Re: Deutsche Bahn - es ist zum heulen

Posted by: veloträumer

Re: Deutsche Bahn - es ist zum heulen - 02/06/23 03:29 PM

Ja, es ist manchmal leicht, solche Vergleiche unegrecht zu machen. Generell haben gerade kleine Länder Vorteile, eine andere Art von durchdachter Infrastruktur im ganzen Land zu praktizieren. Es gibt aber auch viele systemische Unterschiede, z.B. ist Deutschland eines der wichtigsten Autoproduktionsländer der Welt und damit nicht ganz neutral genüber alternativen Verkehrsmitteln. Setzt sich gewiss in den Köpfen weiter fort - also auch im Volk. Wenn die Bahn nicht so fährt wie erwartet, hat das deutsche Volk, die Bürger, einen gewichtigen Anteil daran. Gemeckert wird dann auch von denen, die eigentlich gar nicht Bahn fahren wollen. Die aktuelle Verkehrsdebatte ist ja davon geprägt, bitte alles, Topbahn mit viel Geld ausstatten, aber bitte kein Verzicht auf Autoinfrastruktur und aufs Auto beim Bürger selbst.

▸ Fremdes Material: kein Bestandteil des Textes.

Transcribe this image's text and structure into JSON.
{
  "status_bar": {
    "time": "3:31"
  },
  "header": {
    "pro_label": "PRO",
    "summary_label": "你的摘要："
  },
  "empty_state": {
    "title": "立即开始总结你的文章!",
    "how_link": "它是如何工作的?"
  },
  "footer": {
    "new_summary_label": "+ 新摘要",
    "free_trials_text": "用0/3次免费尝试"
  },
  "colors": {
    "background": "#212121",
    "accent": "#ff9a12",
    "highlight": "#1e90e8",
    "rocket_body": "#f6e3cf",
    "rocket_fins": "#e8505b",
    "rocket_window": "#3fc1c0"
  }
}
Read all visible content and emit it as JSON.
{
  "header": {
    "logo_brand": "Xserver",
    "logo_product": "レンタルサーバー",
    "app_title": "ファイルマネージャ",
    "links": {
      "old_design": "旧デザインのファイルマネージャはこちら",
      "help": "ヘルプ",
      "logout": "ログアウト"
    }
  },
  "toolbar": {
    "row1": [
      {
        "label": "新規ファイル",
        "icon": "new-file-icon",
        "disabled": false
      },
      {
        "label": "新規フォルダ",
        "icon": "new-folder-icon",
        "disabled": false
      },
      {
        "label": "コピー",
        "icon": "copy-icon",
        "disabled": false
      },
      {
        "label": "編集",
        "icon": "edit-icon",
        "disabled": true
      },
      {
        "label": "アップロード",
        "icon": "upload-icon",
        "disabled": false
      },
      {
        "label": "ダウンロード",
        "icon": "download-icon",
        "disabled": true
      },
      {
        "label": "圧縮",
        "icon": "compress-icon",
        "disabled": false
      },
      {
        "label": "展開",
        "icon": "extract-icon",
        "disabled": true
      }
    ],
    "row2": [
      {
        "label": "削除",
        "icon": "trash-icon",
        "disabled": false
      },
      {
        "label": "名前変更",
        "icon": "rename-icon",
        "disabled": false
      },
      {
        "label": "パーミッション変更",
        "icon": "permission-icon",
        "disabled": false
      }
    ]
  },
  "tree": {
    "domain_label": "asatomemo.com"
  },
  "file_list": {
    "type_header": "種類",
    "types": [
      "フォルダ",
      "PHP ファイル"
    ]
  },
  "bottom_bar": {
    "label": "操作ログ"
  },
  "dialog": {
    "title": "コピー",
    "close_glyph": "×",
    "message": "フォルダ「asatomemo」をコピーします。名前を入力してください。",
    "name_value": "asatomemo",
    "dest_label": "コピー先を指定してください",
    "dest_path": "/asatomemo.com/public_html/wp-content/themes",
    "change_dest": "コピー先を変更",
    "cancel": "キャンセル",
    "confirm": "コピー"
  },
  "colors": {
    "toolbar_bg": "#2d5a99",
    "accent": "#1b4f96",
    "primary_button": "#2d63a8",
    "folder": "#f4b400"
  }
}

Zur Belastung der Schweiz möchte ich aber auch mal auf ein paar Mängel hinweisen: Die Velomitnahme wird in Deutschland stärker gefördert als in der Schweiz. Zwar bei uns ein Flickenteppich, aber immerhin im Grenzland BaWü nahezu komplett kostenlos im Regionalverkehr - da könnte sich die reiche Schweiz noch eine Scheibe abschneiden. Auch in der Schweiz fahren noch zuviele Autos und man müsste weitere Umstiegsinitiativen starten.

Zweiter Punkt Informationen/Buchung: Es gibt bisher kein besseres und umfassenderes Informationssystem, um europäische Zugverbindungen zu finden, als das der Deutschen Bahn. Bei allen Mägneln und Rückständen, ggf. auch beim digitalen Ticket, bei fehlenden Kooperationen mit dem Ausland - immerhin. An vielen fehlenden Kooperationen und gemeinschaftlichen Systemen zur Buchung etc. sind ja nicht zuletzt auch andere Länder mitschuld. Das Schweizer System ist sehr auf sich bezogen, sowohl bei der Auskunft als auch beim Buchen. Falsche Tickets habe ich jedenfalls schon in der Schweiz am Schalter erhalten - in Deutschland wohl noch nie, auch wenn ich da wohl die längsten Standzeiten hatte.

Dritter Punkt internationale Fernzüge: Die Schweiz entzieht sich weitgehend, internationale vrkehrende Fernzüge einzusetzen. Sie profitiert von den Hochgeschwindigkeitszügen aus Frankreich, Italien und Deutschland. Diese sind nicht mal velooptimiert, obwohl das mal eine erklärte Absicht der SBB war. Das hat man dann aber fallen lassen, um mit den Ausländern zu kuschen - das Geld war dann dich wichtiger als edel Prinzipien ("jeder Zug iner Schweiz muss eine Velomitnahme anbieten"; ist übrigens auch eine Forderung aus dem EU-Parlament). Auch in puncto Nachtzugverbindungen ist die Schweizer Bahn kein Vorbild für Europa. Mittlerweile gibts zaghafte Kooperationsmodelle, man hält sich aber weitgehend dezent zurück. Das Auslandsgeschäft ist den Schweizern zu heiß. Man lässt die Franken lieber im Land und überlässt die Verlustrisiken oder Vorreiterrolle den ausländischen Bahnen.